The {"nps:verified":"yes"} tag was a concept back in 2013, at the time of the blog post being referenced, but it is not something we are currently implementing or are planning to implement any time soon. At this point we are not importing data from Places into OpenStreetMap, though this is something we are interested in exploring in collaboration with the community down the road.

Take a look at our more recent blog posts here https://www.nps.gov/npmap/blog/ for more up to date information on all of this. We hope to release more up to date documentation soon as well.

Best,
Chad

On Fri, Apr 29, 2016 at 9:53 AM, Mike Thompson <[hidden email]> wrote:


On Fri, Apr 29, 2016 at 9:45 AM, Clifford Snow <[hidden email]> wrote:


From past conversations with NPS employees I've learned that NPS is using a modified version of the iD editor. Changesets from that editor are uploaded to both OSM and NPS. The OSM data is added to our database while the NPS feed is sent to be validated before being added to NPS data. 

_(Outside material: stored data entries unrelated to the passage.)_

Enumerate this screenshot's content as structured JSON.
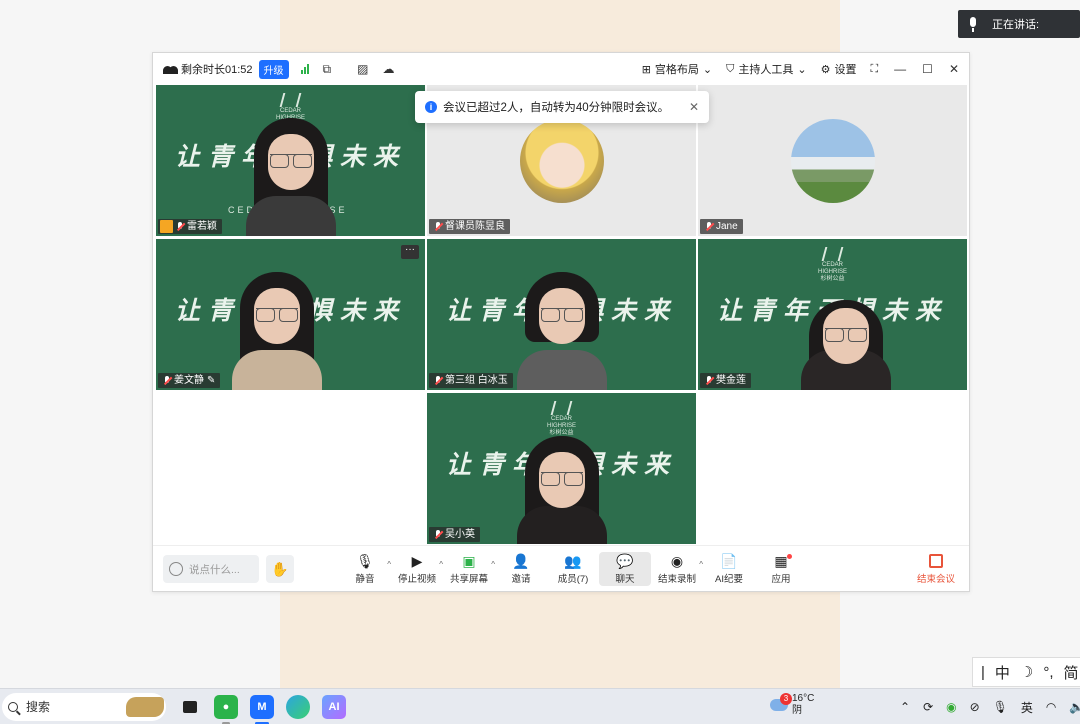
{
  "speaking_bar": {
    "label": "正在讲话:"
  },
  "window": {
    "remaining": "剩余时长01:52",
    "upgrade": "升级",
    "layout": "宫格布局",
    "host_tools": "主持人工具",
    "settings": "设置"
  },
  "toast": {
    "message": "会议已超过2人，自动转为40分钟限时会议。"
  },
  "slogan": "让青年无惧未来",
  "brand": {
    "line1": "CEDAR",
    "line2": "HIGHRISE",
    "line3": "杉树公益",
    "watermark": "CEDAR HIGHRISE"
  },
  "participants": [
    {
      "name": "雷若颖",
      "role": "host"
    },
    {
      "name": "督课员陈昱良"
    },
    {
      "name": "Jane"
    },
    {
      "name": "姜文静"
    },
    {
      "name": "第三组 白冰玉"
    },
    {
      "name": "樊金莲"
    },
    {
      "name": "吴小英"
    }
  ],
  "toolbar": {
    "chat_placeholder": "说点什么...",
    "mute": "静音",
    "stop_video": "停止视频",
    "share": "共享屏幕",
    "invite": "邀请",
    "members": "成员(7)",
    "chat": "聊天",
    "record": "结束录制",
    "ai_notes": "AI纪要",
    "apps": "应用",
    "end": "结束会议"
  },
  "ime": {
    "chars": [
      "中",
      "☽",
      "°,",
      "简"
    ]
  },
  "taskbar": {
    "search": "搜索",
    "weather_temp": "16°C",
    "weather_desc": "阴",
    "weather_badge": "3",
    "lang": "英"
  },
  "colors": {
    "accent": "#1e6fff",
    "tile_green": "#2d6e4d",
    "end": "#e8543a"
  }
}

Read the article [1] on NPS website for a better description of the process.


I don't have any objection to what is in the blog post, and it sounds like a great program. Perhaps the person with whom I was having the discussion was referring to their copy of OSM when they said "lock down", which they are free to do.

"nps:verified=yes" may prove problematic for them as anyone is free to modify an element with that tag and not remove the tag. From an overall OSM perspective, other than taking up some DB space, I don't think it hurts.